Readings: United 93, Revisited

Paul Greengrass' United 93 was the best movie of the year (so far; I'm seeing Cultural Learnings tonight, and have high hopes), and it inspired my most carefully-crafted review. But Martin Amis' review is better.

Coincidentally, we both cite Philip Larkin poems to reach our verdicts. I chose "Aubade," which concerns the triumph of death. He picks "An Arundel Tomb," the exact converse; it is about the endurance of something after death. ("...to prove Our almost-instinct almost true: What will survive of us is love.") Perhaps our choices reflect our temperments; perhaps he is simply older and wiser about what matters.

Greengrass doesn't spare us — but he is able to spare us something. When was the last time you boarded an aeroplane that had no children in it? United 93 was evidently such a flight.

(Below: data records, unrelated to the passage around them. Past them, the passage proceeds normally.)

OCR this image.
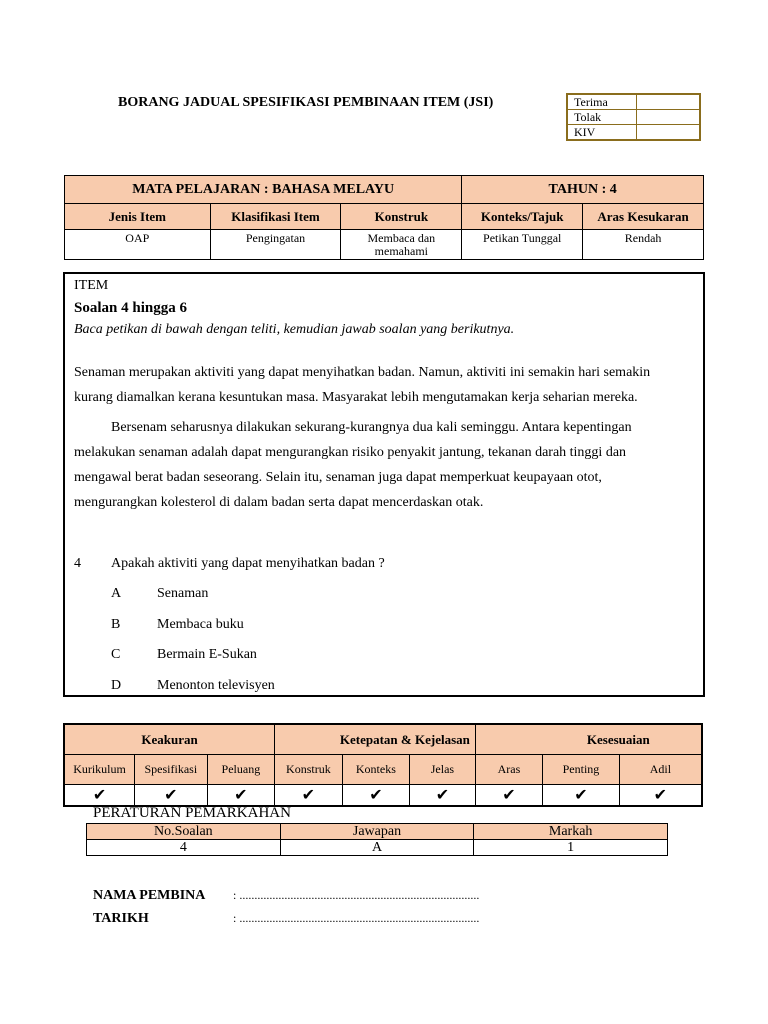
BORANG JADUAL SPESIFIKASI PEMBINAAN ITEM (JSI)	Terima	
Tolak	
KIV	
MATA PELAJARAN : BAHASA MELAYU			TAHUN : 4	
Jenis Item	Klasifikasi Item	Konstruk	Konteks/Tajuk	Aras Kesukaran
OAP	Pengingatan	Membaca dan memahami	Petikan Tunggal	Rendah
ITEM
Soalan 4 hingga 6
Baca petikan di bawah dengan teliti, kemudian jawab soalan yang berikutnya.
Senaman merupakan aktiviti yang dapat menyihatkan badan. Namun, aktiviti ini semakin hari semakin
kurang diamalkan kerana kesuntukan masa. Masyarakat lebih mengutamakan kerja seharian mereka.
Bersenam seharusnya dilakukan sekurang-kurangnya dua kali seminggu. Antara kepentingan
melakukan senaman adalah dapat mengurangkan risiko penyakit jantung, tekanan darah tinggi dan
mengawal berat badan seseorang. Selain itu, senaman juga dapat memperkuat keupayaan otot,
mengurangkan kolesterol di dalam badan serta dapat mencerdaskan otak.
4 Apakah aktiviti yang dapat menyihatkan badan ?
A	Senaman
B	Membaca buku
C	Bermain E-Sukan
D	Menonton televisyen
Keakuran			Ketepatan & Kejelasan			Kesesuaian		
Kurikulum	Spesifikasi	Peluang	Konstruk	Konteks	Jelas	Aras	Penting	Adil
✔	✔	✔	✔	✔	✔	✔	✔	✔
PERATURAN PEMARKAHAN
No.Soalan	Jawapan	Markah
4	A	1
NAMA PEMBINA : ................................................................................
TARIKH	: ................................................................................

And if it hadn't been? It is hard to defend your imagination from such a possibility. "What's happening? You see, my child, the men with the bloodstained knives think that if they kill themselves, and all of us, they will go at once to a paradise of women and wine." No, I suppose you would just tell him or her that you loved them, and he or she would tell you that they loved you too. Love is an abstract noun, something nebulous. And yet love turns out to be the only part of us that is solid, as the world turns upside down and the screen goes black. We can't tell if it will survive us. But we can be sure that it's the last thing to go.